Share
Scroll down

Baca
Artikel

Ketika Muslimah Bertanya Balik

Kalis Mardiasih, Sister Fillah You'll never be alone, Muslimah, Suara Muslimah, buku nonfiksi>

Ada gambaran menarik tentang Muslimah pada periode-periode awal Islam jika kita membaca kumpulan hadis dalam buku Tahrîrul Mar’ah fî Ashrir Risâlah karya Abu Syuqqah. Secara literal, judul buku ini bisa diartikan sebagai pembebasan perempuan pasca-masa kerasulan, tetapi kemudian diterjemahkan dengan judul Kebebasan Wanita. Ada lagi buku 60 Hadits Shahih Khusus tentang Hak-Hak Perempuan dalam Islam yang ditulis oleh ulama muda Indonesia, Dr. Faqihuddin Abdul Kodir.

Banyak hadis dalam buku-buku tersebut menggambarkan betapa aktifnya Muslimah di kehidupan publik. Mereka tidak mendekam di rumah, tetapi aktif dengan beragam aktivitas bersama sesama Muslim mewujudkan sistem kehidupan baru yang memanusiakan. Tentu saja, terutama pada mereka yang biasa diperlakukan tidak manusiawi, termasuk perempuan.

Khadijah r.a. adalah teladan utama bagaimana seorang Muslimah mesti kuat secara ekonomi sehingga bisa bekerja sama secara maksimal dengan Rasulullah Saw. sebagai suami-istri untuk menebar kemaslahatan seluasnya. Hadis-hadis tersebut juga mengungkapkan bahwa para perempuan sahabat Nabi juga aktif membuat kajian, bahkan meminta Rasulullah Saw. untuk mengajar mereka secara langsung. Mereka pun mempertanyakan kepada Rasulullah Saw. tentang kebiasaan para suami memukul istri sehingga Rasulullah Saw. mengingatkan para suami untuk tidak memukul mereka. Beliau bahkan menegaskan, “Tidaklah memuliakan seorang perempuan, kecuali orang yang mulia; dan tidaklah menghina mereka, kecuali orang yang hina.”

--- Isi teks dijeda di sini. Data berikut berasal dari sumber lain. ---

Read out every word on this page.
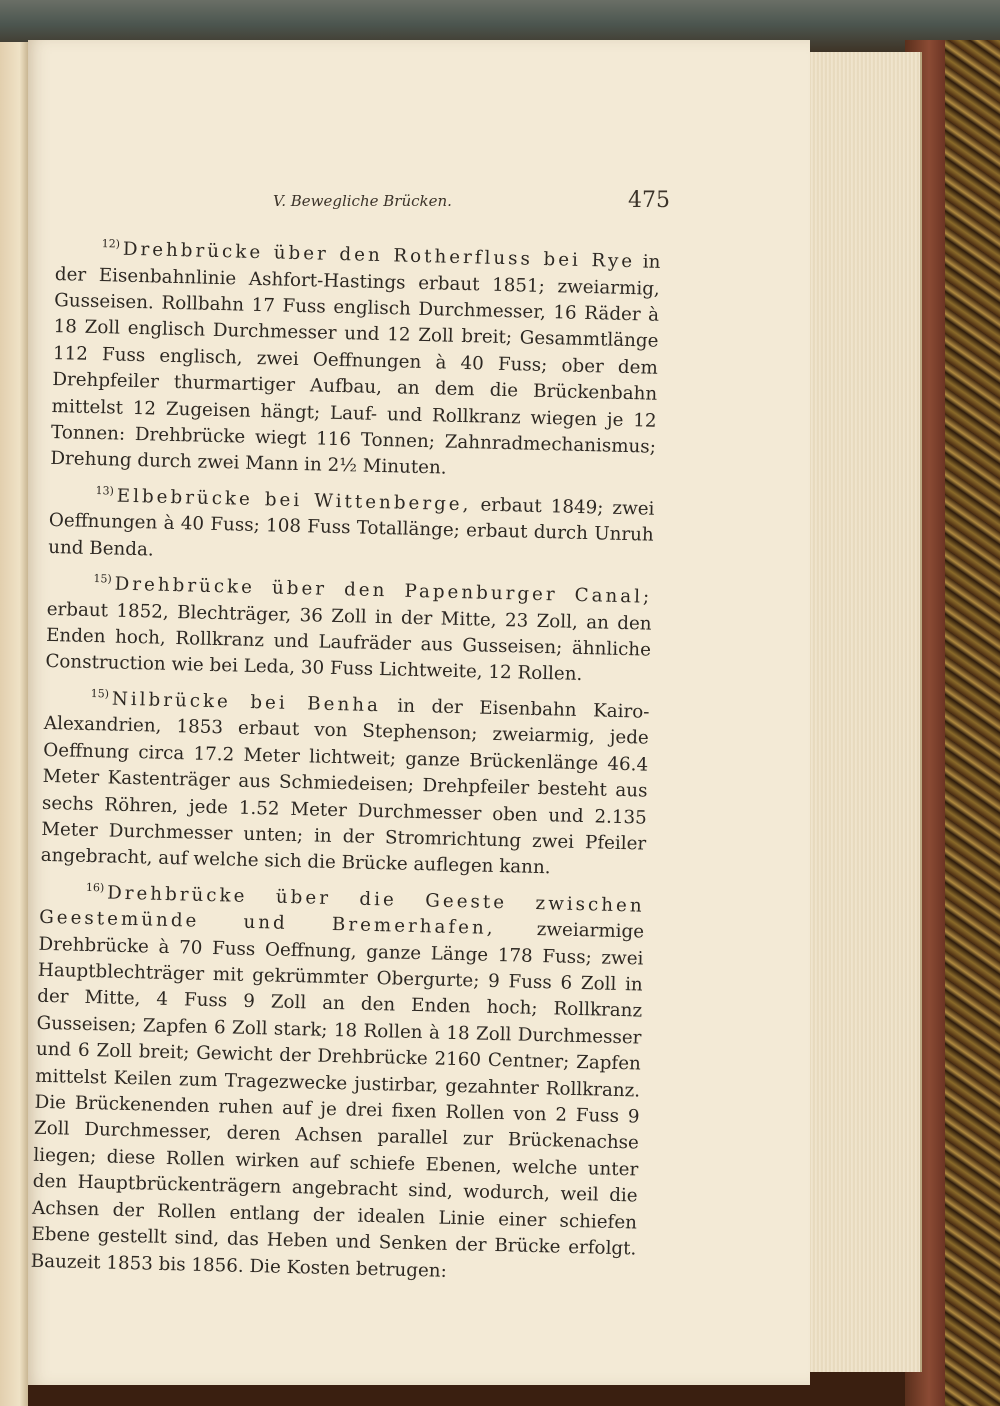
V. Bewegliche Brücken.	475

$^{12)}$ Drehbrücke über den Rotherfluss bei Rye in der Eisenbahnlinie Ashfort-Hastings erbaut 1851; zweiarmig, Gusseisen. Rollbahn 17 Fuss englisch Durchmesser, 16 Räder à 18 Zoll englisch Durchmesser und 12 Zoll breit; Gesammtlänge 112 Fuss englisch, zwei Oeffnungen à 40 Fuss; ober dem Drehpfeiler thurmartiger Aufbau, an dem die Brückenbahn mittelst 12 Zugeisen hängt; Lauf- und Rollkranz wiegen je 12 Tonnen: Drehbrücke wiegt 116 Tonnen; Zahnradmechanismus; Drehung durch zwei Mann in 2½ Minuten.

$^{13)}$ Elbebrücke bei Wittenberge, erbaut 1849; zwei Oeffnungen à 40 Fuss; 108 Fuss Totallänge; erbaut durch Unruh und Benda.

$^{15)}$ Drehbrücke über den Papenburger Canal; erbaut 1852, Blechträger, 36 Zoll in der Mitte, 23 Zoll, an den Enden hoch, Rollkranz und Laufräder aus Gusseisen; ähnliche Construction wie bei Leda, 30 Fuss Lichtweite, 12 Rollen.

$^{15)}$ Nilbrücke bei Benha in der Eisenbahn Kairo-Alexandrien, 1853 erbaut von Stephenson; zweiarmig, jede Oeffnung circa 17.2 Meter lichtweit; ganze Brückenlänge 46.4 Meter Kastenträger aus Schmiedeisen; Drehpfeiler besteht aus sechs Röhren, jede 1.52 Meter Durchmesser oben und 2.135 Meter Durchmesser unten; in der Stromrichtung zwei Pfeiler angebracht, auf welche sich die Brücke auflegen kann.

$^{16)}$ Drehbrücke über die Geeste zwischen Geestemünde und Bremerhafen, zweiarmige Drehbrücke à 70 Fuss Oeffnung, ganze Länge 178 Fuss; zwei Hauptblechträger mit gekrümmter Obergurte; 9 Fuss 6 Zoll in der Mitte, 4 Fuss 9 Zoll an den Enden hoch; Rollkranz Gusseisen; Zapfen 6 Zoll stark; 18 Rollen à 18 Zoll Durchmesser und 6 Zoll breit; Gewicht der Drehbrücke 2160 Centner; Zapfen mittelst Keilen zum Tragezwecke justirbar, gezahnter Rollkranz. Die Brückenenden ruhen auf je drei fixen Rollen von 2 Fuss 9 Zoll Durchmesser, deren Achsen parallel zur Brückenachse liegen; diese Rollen wirken auf schiefe Ebenen, welche unter den Hauptbrückenträgern angebracht sind, wodurch, weil die Achsen der Rollen entlang der idealen Linie einer schiefen Ebene gestellt sind, das Heben und Senken der Brücke erfolgt. Bauzeit 1853 bis 1856. Die Kosten betrugen:
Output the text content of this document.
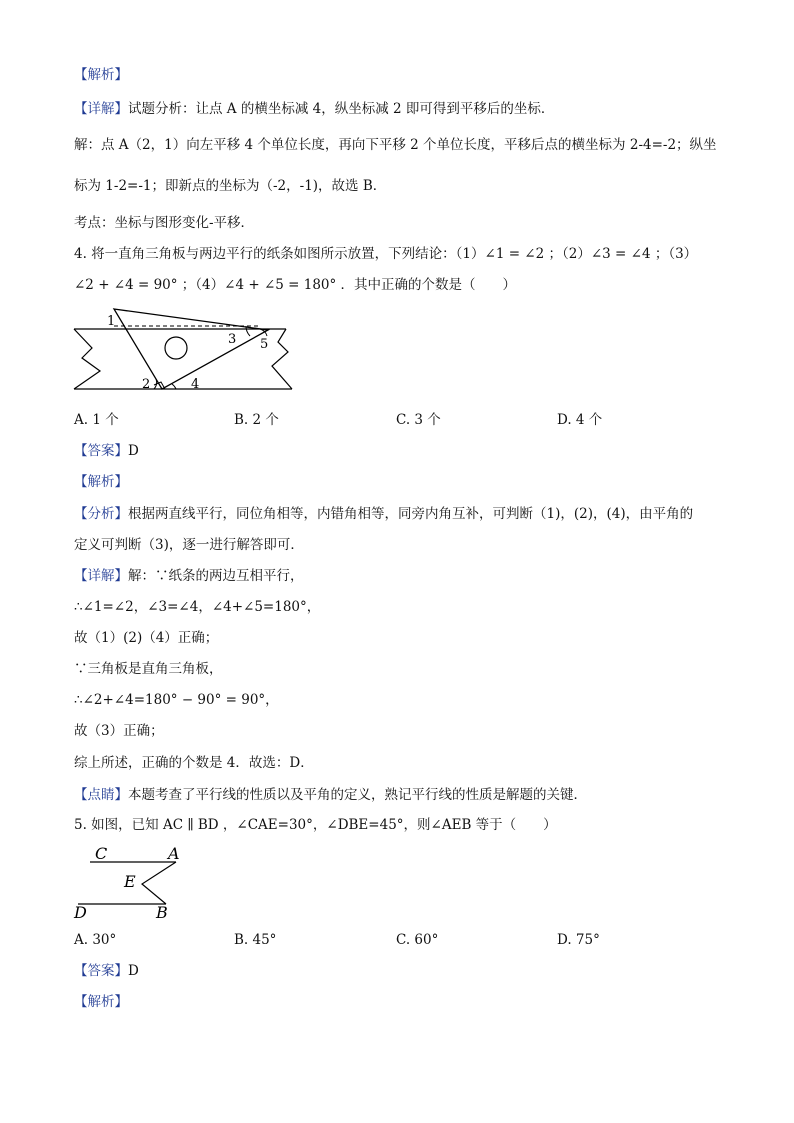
【解析】
【详解】试题分析：让点 A 的横坐标减 4，纵坐标减 2 即可得到平移后的坐标．
解：点 A（2，1）向左平移 4 个单位长度，再向下平移 2 个单位长度，平移后点的横坐标为 2-4=-2；纵坐
标为 1-2=-1；即新点的坐标为（-2，-1)，故选 B．
考点：坐标与图形变化-平移．
4. 将一直角三角板与两边平行的纸条如图所示放置，下列结论：（1）∠1 = ∠2 ；（2）∠3 = ∠4 ；（3）
∠2 + ∠4 = 90° ；（4）∠4 + ∠5 = 180° ．其中正确的个数是（　　）
1
2
3
4
5
A. 1 个	B. 2 个	C. 3 个	D. 4 个
【答案】D
【解析】
【分析】根据两直线平行，同位角相等，内错角相等，同旁内角互补，可判断（1)，(2)，(4)，由平角的
定义可判断（3)，逐一进行解答即可．
【详解】解：∵纸条的两边互相平行，
∴∠1=∠2，∠3=∠4，∠4+∠5=180°，
故（1）(2)（4）正确；
∵三角板是直角三角板，
∴∠2+∠4=180° − 90° = 90°，
故（3）正确；
综上所述，正确的个数是 4．故选：D．
【点睛】本题考查了平行线的性质以及平角的定义，熟记平行线的性质是解题的关键．
5. 如图，已知 AC ∥ BD ，∠CAE=30°，∠DBE=45°，则∠AEB 等于（　　）
C	A
E
D	B
A. 30°	B. 45°	C. 60°	D. 75°
【答案】D
【解析】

Aisyah r.a. dan Ummu Salamah r.a. adalah teladan utama dalam bersikap kritis terhadap pandangan diskriminatif pada perempuan yang memengaruhi tafsir agama. Misalnya, kritik Aisyah r.a. atas riwayat yang mengatakan bahwa anjing, keledai, dan perempuan sebagai sebab terputusnya shalat. Dalam banyak riwayat, Aisyah banyak memberikan kesaksian bahwa Rasulullah Saw. tetap makan dengan piring yang sama, minum dengan gelas yang sama, menggunakan tempat mandi yang sama saat Aisyah sedang menstruasi. Sementara, masyarakat saat itu masih menganggap semua tindakan ini tabu! Salah satu riwayat tentang sikap kritis Ummu Salamah r.a. sudah ada dalam buku ini.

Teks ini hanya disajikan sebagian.